I'm working on an application which uses numerous panels which are swapped at runtime. The swapping of the panels is controlled by handling keydown events and examining the current "state" of the application to determine how to route the keys.

I was doing some cleanup work in the form designer moving panels and labels around and now i've somehow disabled my main form's ability to pick up the tab key in my keydown event. I still get all other keys, including enter key.

The code didn't change and was very much tested to function fine with a tab key, so I can only imagine I accidentally turned off some important property when playing in the designer.
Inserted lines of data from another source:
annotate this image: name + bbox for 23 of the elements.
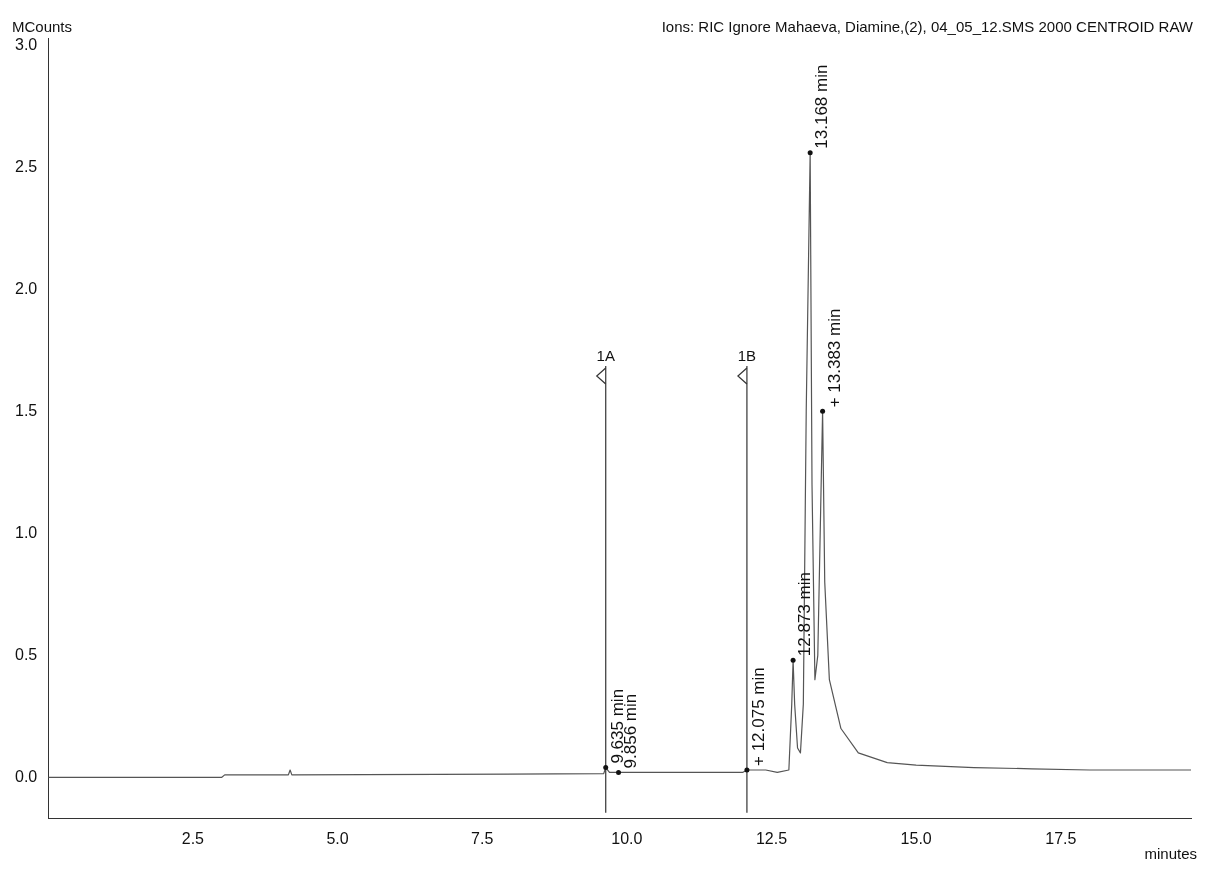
y-tick-label: 0.5 bbox=[14, 645, 38, 663]
y-tick-label: 2.5 bbox=[14, 157, 38, 175]
y-tick-label: 0.0 bbox=[14, 767, 38, 785]
y-axis-title: MCounts bbox=[12, 17, 73, 35]
annotation: 13.168 min bbox=[812, 64, 832, 149]
annotation: + 13.383 min bbox=[824, 308, 844, 408]
x-tick-label: 17.5 bbox=[1045, 829, 1077, 847]
ref-line-label: 1A bbox=[596, 346, 615, 364]
ref-line-label: 1B bbox=[737, 346, 757, 364]
x-tick-label: 2.5 bbox=[181, 829, 205, 847]
x-axis-title: minutes bbox=[1144, 844, 1197, 862]
y-tick-label: 1.5 bbox=[14, 401, 38, 419]
x-tick-label: 10.0 bbox=[611, 829, 643, 847]
annotation: 12.873 min bbox=[795, 572, 815, 657]
annotation: + 12.075 min bbox=[749, 667, 769, 766]
x-tick-label: 5.0 bbox=[326, 829, 349, 847]
x-tick-label: 15.0 bbox=[900, 829, 932, 847]
x-tick-label: 7.5 bbox=[471, 829, 494, 847]
y-tick-label: 2.0 bbox=[14, 279, 38, 297]
x-tick-label: 12.5 bbox=[755, 829, 788, 847]
y-tick-label: 3.0 bbox=[14, 35, 38, 53]
y-tick-label: 1.0 bbox=[14, 523, 38, 541]
chart-title: Ions: RIC Ignore Mahaeva, Diamine,(2), 04_05_12.SMS 2000 CENTROID RAW bbox=[661, 17, 1194, 35]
I have keypreview turned on in my main form. Since I get other key events I do not believe that my keydown handler is working incorrectly. Somehow my form just stopped feeding tab key through. TabIndexes are sequentially numbered but they should not matter since I am using keypreview to process the event before letting tabindex determine its next jump.

I figured this might be an easy one for somebody who's been there and fought this before. I have backups with the tab key still functioning but i've made leaps today in the logic so i'm not quite ready to roll back or do a side-by-side compare of every object on the form.

2

2 Answers

2
votes

That's not supposed to work. And won't when you have any controls on the form that can get the focus. The Tab key and the cursor keys are used for navigation, moving the focus from one control to another.

The KeyPreview property is a VB6 legacy compatibility property, used to implement custom shortcut keystrokes. The code that intercepts the navigation keys runs before the code that fires the form's KeyDown event. You instead should override the ProcessCmdKey() method, it runs before the navigation code so can see the Tab and cursor keys:

Protected Overrides Function ProcessCmdKey(ByRef msg As Message, keyData As Keys) As Boolean
    If keyData = Keys.Tab Then
        '' Do something, preferably navigation related since that what the user expects
        ''...
        Return True   '' That means that the key was consumed
    End If
    Return MyBase.ProcessCmdKey(msg, keyData)
End Function
0
votes

I searched for tabstop and looked for an object with this as true.

My "find" in VS didn't find anything but then I saw a listbox on the last panel I added to my project that had tabstop turned on.

Turning this off got me back to where I originally was at with my code picking up the tab key.